Quando finalmente entrei em casa, encontrei tudo exatamente como deixei.

A mesa de centro estilhaçada no chão e o café derramado eram resultados da briga que meu pai e eu tivemos.

A TV no mudo, apenas as imagens passando deixava tudo ainda mais caótico, o silêncio era ensurdecedor.
No chão, um porta retrato quebrado me chamou atenção. Era uma foto do meu avô e eu, no meu primeiro jogo de basquete pelo ISC.
Peguei o porta retrato e posicionei no lugar dele na estante.

Fui até o quarto do meu avô e ele estava deitado de lado na cama.
Os meus pais provavelmente foram embora há muitas horas, e acredito que ele esteja aí desde então, visto que a bagunça está intacta.

Eu não quis acordá-lo, então fechei a porta lentamente, mas para minha surpresa, ele estava acordado.

—Que bom que chegou, neto. —disse, sem olhar pra mim.

A voz fraquinha dava indícios que ele havia chorado mais desde que saí.
Mais uma vez aquela sensação ruim caiu sobre mim, eu estava me sentindo péssimo.

Entrei no quarto e me aproximei dele, estava encolhido na cama.

—Me desculpa por hoje, vô. —eu disse sentindo meus olhos lacrimejarem. —Eu fui um idiota, não pensei direito e te magoei. Me desculpa, isso não vai mais acontecer.

Meu avô se sentou na cama.

—Você me perdoa, vô? —perguntei, incomodado com seu silêncio.

—Eu amo você mais do que a mim mesmo, neto.
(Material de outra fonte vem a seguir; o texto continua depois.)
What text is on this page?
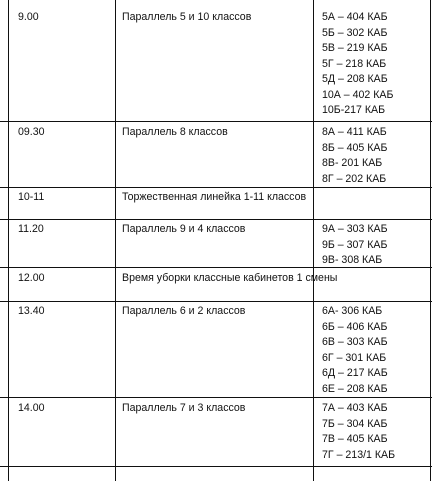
9.00	Параллель 5 и 10 классов	5А – 404 КАБ
5Б – 302 КАБ
5В – 219 КАБ
5Г – 218 КАБ
5Д – 208 КАБ
10А – 402 КАБ
10Б-217 КАБ
09.30	Параллель 8 классов	8А – 411 КАБ
8Б – 405 КАБ
8В- 201 КАБ
8Г – 202 КАБ
10-11	Торжественная линейка 1-11 классов
11.20	Параллель 9 и 4 классов	9А – 303 КАБ
9Б – 307 КАБ
9В- 308 КАБ
12.00	Время уборки классные кабинетов 1 смены
13.40	Параллель 6 и 2 классов	6А- 306 КАБ
6Б – 406 КАБ
6В – 303 КАБ
6Г – 301 КАБ
6Д – 217 КАБ
6Е – 208 КАБ
14.00	Параллель 7 и 3 классов	7А – 403 КАБ
7Б – 304 КАБ
7В – 405 КАБ
7Г – 213/1 КАБ
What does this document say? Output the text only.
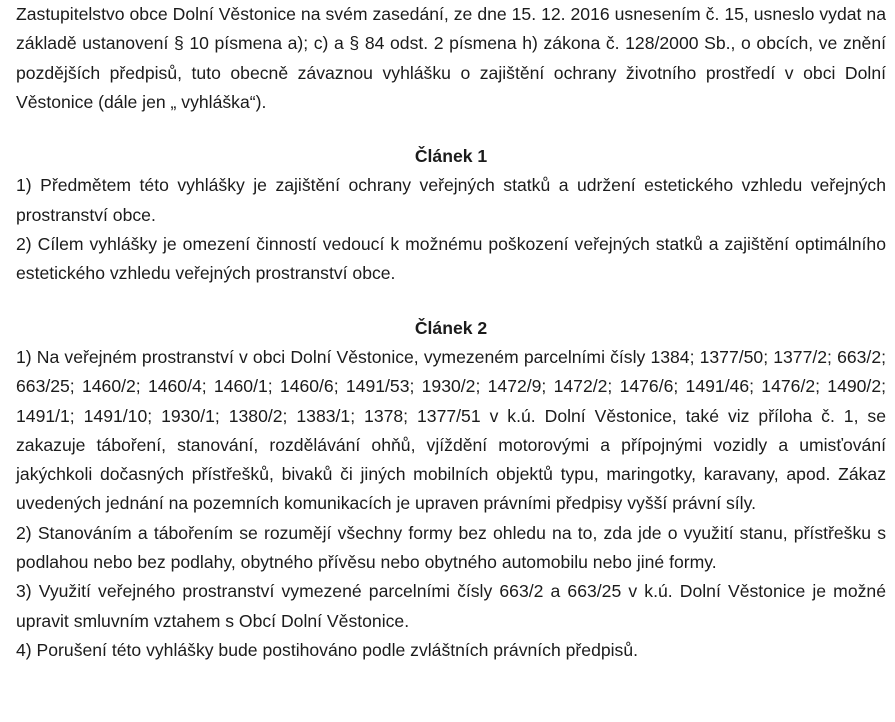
Zastupitelstvo obce Dolní Věstonice na svém zasedání, ze dne 15. 12. 2016 usnesením č. 15, usneslo vydat na základě ustanovení § 10 písmena a); c) a § 84 odst. 2 písmena h) zákona č. 128/2000 Sb., o obcích, ve znění pozdějších předpisů, tuto obecně závaznou vyhlášku o zajištění ochrany životního prostředí v obci Dolní Věstonice (dále jen „ vyhláška“).

Článek 1

1) Předmětem této vyhlášky je zajištění ochrany veřejných statků a udržení estetického vzhledu veřejných prostranství obce.

2) Cílem vyhlášky je omezení činností vedoucí k možnému poškození veřejných statků a zajištění optimálního estetického vzhledu veřejných prostranství obce.

Článek 2

1) Na veřejném prostranství v obci Dolní Věstonice, vymezeném parcelními čísly 1384; 1377/50; 1377/2; 663/2; 663/25; 1460/2; 1460/4; 1460/1; 1460/6; 1491/53; 1930/2; 1472/9; 1472/2; 1476/6; 1491/46; 1476/2; 1490/2; 1491/1; 1491/10; 1930/1; 1380/2; 1383/1; 1378; 1377/51 v k.ú. Dolní Věstonice, také viz příloha č. 1, se zakazuje táboření, stanování, rozdělávání ohňů, vjíždění motorovými a přípojnými vozidly a umisťování jakýchkoli dočasných přístřešků, bivaků či jiných mobilních objektů typu, maringotky, karavany, apod. Zákaz uvedených jednání na pozemních komunikacích je upraven právními předpisy vyšší právní síly.

2) Stanováním a tábořením se rozumějí všechny formy bez ohledu na to, zda jde o využití stanu, přístřešku s podlahou nebo bez podlahy, obytného přívěsu nebo obytného automobilu nebo jiné formy.

3) Využití veřejného prostranství vymezené parcelními čísly 663/2 a 663/25 v k.ú. Dolní Věstonice je možné upravit smluvním vztahem s Obcí Dolní Věstonice.

4) Porušení této vyhlášky bude postihováno podle zvláštních právních předpisů.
E eu te perdôo, e perdoaria outras mil vezes, mas eu realmente espero não precisar fazer isso.

Assenti com a cabeça, evitando chorar na frente dele, mas foi impossível segurar quando em um ato paterno ele me deu um abraço que nunca recebi do meu pai biológico.

—Eu também amo você, velhinho.

Depois meu avô me disse que o meu pai disse á ele que jamais voltaria pra nossa casa enquanto eu estivesse aqui, e isso me traz um certo alívio, mas o meu avô estava claramente triste com isso, e minha mente totalmente confusa sobre qual seria o meu próximo passo.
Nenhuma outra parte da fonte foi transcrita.